Cineradiography and videofluoroscopy have allowed the visualisation of complete intervertebral motion sequences and have been available for many yearr, [16, 17] but analysis of the motion has been largely qualitative. However, during the last decade considerable progress has been made with detailed measurement of inter-vertebral motion using quantitative fluoroscopy (QF). [18] It is now possible to track fluoroscopic images of lumbar vertebrae continuously throughout lumbar motion in living subjects [19] allowing the measurement of true IV-RoM, regardless of where it occurs during bending. QF has been found to have good reproducibility for this, [20] but has not yet been validated or extensively used in the cervical spine. This study aimed to explore the effects of neck manipulation on IV-RoM in the cervical spine as measured by QF.

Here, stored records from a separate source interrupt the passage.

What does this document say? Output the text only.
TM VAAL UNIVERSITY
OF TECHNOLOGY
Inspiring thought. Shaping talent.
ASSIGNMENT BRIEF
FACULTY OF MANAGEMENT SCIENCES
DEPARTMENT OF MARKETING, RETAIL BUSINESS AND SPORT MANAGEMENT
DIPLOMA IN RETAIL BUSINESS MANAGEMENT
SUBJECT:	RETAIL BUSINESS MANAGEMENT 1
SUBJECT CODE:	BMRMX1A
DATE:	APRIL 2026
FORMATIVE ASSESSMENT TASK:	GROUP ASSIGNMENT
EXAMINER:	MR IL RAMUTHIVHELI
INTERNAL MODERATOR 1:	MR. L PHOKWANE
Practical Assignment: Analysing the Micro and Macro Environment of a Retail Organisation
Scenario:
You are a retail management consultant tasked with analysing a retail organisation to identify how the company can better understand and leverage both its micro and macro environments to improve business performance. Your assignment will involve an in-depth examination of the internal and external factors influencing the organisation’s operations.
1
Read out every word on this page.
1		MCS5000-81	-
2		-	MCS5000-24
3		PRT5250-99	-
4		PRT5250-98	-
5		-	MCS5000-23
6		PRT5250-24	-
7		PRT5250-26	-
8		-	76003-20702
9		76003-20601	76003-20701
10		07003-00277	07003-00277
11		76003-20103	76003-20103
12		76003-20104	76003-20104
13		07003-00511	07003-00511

The study had four main objectives:


  • To determine the accuracy, measurement precision and minimal detectable change (MDC) in IV-RoM over a period of treatment
  • To determine whether cervical spine flexion and extension IV-RoM increases after a course of spinal manipulation for non-specific neck pain and if so, the dose–response associated with such change
  • To determine if there is any correlation between IV-RoM changes and patient reported outcomes
  • To compare the frequency of finding inter-vertebral motion hypomobility by palpation and QF measurement.